Gracias, Bernie

ENTREPARÉNTESIS

Julio Trujillo La Razón de México

He estado pensando en Bernie Sanders. A estas alturas, no debería sorprenderme la viralización feroz de un fenómeno, pero me sorprende: millones de personas coincidiendo en una conversación, en un chiste. Es imposible proyectar una tendencia así: es arrolladora, entre otras cosas, porque es espontánea y se alimenta de sí misma, un sorprendente animal sin control fijo. Y he estado pensando en Bernie Sanders, con sus guantes de abuelito y rompiendo tranquilamente el protocolo de una inauguración presidencial glamorosa, porque, más que acaparar nuestra conversación o nuestro sentido del humor, acaparó nuestra mirada y en unos cuantos minutos la reeducó. Bueno, no él, sino el animal colectivo que sigue manipulando su imagen hasta el infinito y más allá.

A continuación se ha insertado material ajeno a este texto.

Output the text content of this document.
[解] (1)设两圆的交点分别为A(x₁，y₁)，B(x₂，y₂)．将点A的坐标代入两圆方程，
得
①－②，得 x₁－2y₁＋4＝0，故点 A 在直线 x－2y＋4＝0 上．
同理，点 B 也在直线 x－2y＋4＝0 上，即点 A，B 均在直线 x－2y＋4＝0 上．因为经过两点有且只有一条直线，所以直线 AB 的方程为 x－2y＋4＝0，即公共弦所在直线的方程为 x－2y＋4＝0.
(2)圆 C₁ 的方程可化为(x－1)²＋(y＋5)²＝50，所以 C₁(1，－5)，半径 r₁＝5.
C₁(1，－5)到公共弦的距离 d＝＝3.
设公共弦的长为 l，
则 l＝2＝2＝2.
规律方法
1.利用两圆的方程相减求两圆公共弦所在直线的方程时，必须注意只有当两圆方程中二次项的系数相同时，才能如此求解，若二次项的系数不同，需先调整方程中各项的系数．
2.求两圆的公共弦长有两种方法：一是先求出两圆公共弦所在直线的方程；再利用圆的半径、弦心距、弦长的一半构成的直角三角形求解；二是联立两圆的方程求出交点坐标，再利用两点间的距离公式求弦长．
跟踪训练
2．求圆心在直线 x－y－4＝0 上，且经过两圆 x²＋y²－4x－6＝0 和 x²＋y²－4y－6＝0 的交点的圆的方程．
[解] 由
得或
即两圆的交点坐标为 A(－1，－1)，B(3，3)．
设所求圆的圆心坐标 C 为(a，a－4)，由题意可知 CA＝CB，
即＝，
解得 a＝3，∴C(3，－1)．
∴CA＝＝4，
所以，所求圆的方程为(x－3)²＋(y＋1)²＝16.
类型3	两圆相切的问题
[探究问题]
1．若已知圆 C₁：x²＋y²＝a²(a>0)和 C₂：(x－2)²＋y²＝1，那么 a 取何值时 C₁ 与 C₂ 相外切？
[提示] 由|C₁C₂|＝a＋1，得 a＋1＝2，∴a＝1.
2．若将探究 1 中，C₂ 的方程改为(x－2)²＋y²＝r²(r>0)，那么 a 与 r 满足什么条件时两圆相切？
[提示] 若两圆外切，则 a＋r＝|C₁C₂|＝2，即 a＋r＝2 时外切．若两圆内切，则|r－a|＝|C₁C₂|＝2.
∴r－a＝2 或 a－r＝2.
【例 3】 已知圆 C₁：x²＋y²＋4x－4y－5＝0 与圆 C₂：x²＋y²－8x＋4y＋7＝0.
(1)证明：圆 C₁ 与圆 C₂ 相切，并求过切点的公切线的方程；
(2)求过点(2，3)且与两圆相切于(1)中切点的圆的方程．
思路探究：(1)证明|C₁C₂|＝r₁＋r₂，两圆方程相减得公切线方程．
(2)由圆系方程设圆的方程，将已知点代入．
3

Ponga usted un Bernie Sanders en el contexto que quiera, y todo cambia, y esa reeducación visual es una puerta de entrada al arte. Claro, podemos agregarlo, como Zelig, a cualquier momento icónico de la historia, como la Conferencia de Teherán, pero eso sólo sería una operación visual aritmética: Bernie da para más. Colémoslo en un contexto inusitado, en la Facultad de Filosofía y Letras de la UNAM, por ejemplo (un favorito personal), y toda la escena se resignifica: algo pasa ahí, ese cascarrabias dialoga con la imagen y la desencaja, la voltea patas arriba, nos obliga a traducir de inmediato un mensaje que no estaba en nuestra programación. Si recortamos y pegamos a Bernie en la cocina de nuestra propia casa, las albóndigas van a saber diferente, cocinadas ante ese disruptor. Los artistas no hacen sino aportar sus Bernies personales a una realidad preconcebida, forzándonos a inaugurar un discurso alternativo, que puede ser sutil o radicalmente provocador. También se puede añadir quitando: hace no muchos días, en un ejercicio de tachadura inconscientemente artístico, la Fiscalía Mexicana presentó el expediente que exoneró al general Cienfuegos: apenas unas palabritas sobrevivieron ante el plumón de la censura, esa magnífica, casi diría yo staliniana goma de borrar, corrupta hasta el tuétano pero sublime en su resignificación, en su producción de un objeto conceptual nuevo, gratuito, desgravado ya de la sangre del narcotráfico pero sin duda no inocente ni inofensivo, bofetón del arte como la figura de Bernie Sanders sacada de contexto, y no hace falta para ello más que revolver un poco lo que nos dieron bien ordenadito, desayunar ravioles, ponernos una nube por sombrero, entender que en la Sección Amarilla (¿todavía existe?), o en cualquier instructivo, existen ya los caracteres que en una de sus combinaciones nos dieron La guerra y la paz. Sumar, borrar, desordenar, encimar, clonar, mezclar, romper, echar a volar, no saber exactamente a dónde vamos, quemar las naves del sentido, meternos a la fuente (decía Cortázar) a sacar el pescadito rojo, traer siempre un Bernie Sanders en el bolsillo de la mente para salirnos del guion y carcajearnos, o echar a llorar con nuestra narizota de payasos. Gracias, Bernie, por la corriente de oxígeno que trajiste en esta atmósfera ya casi irrespirable.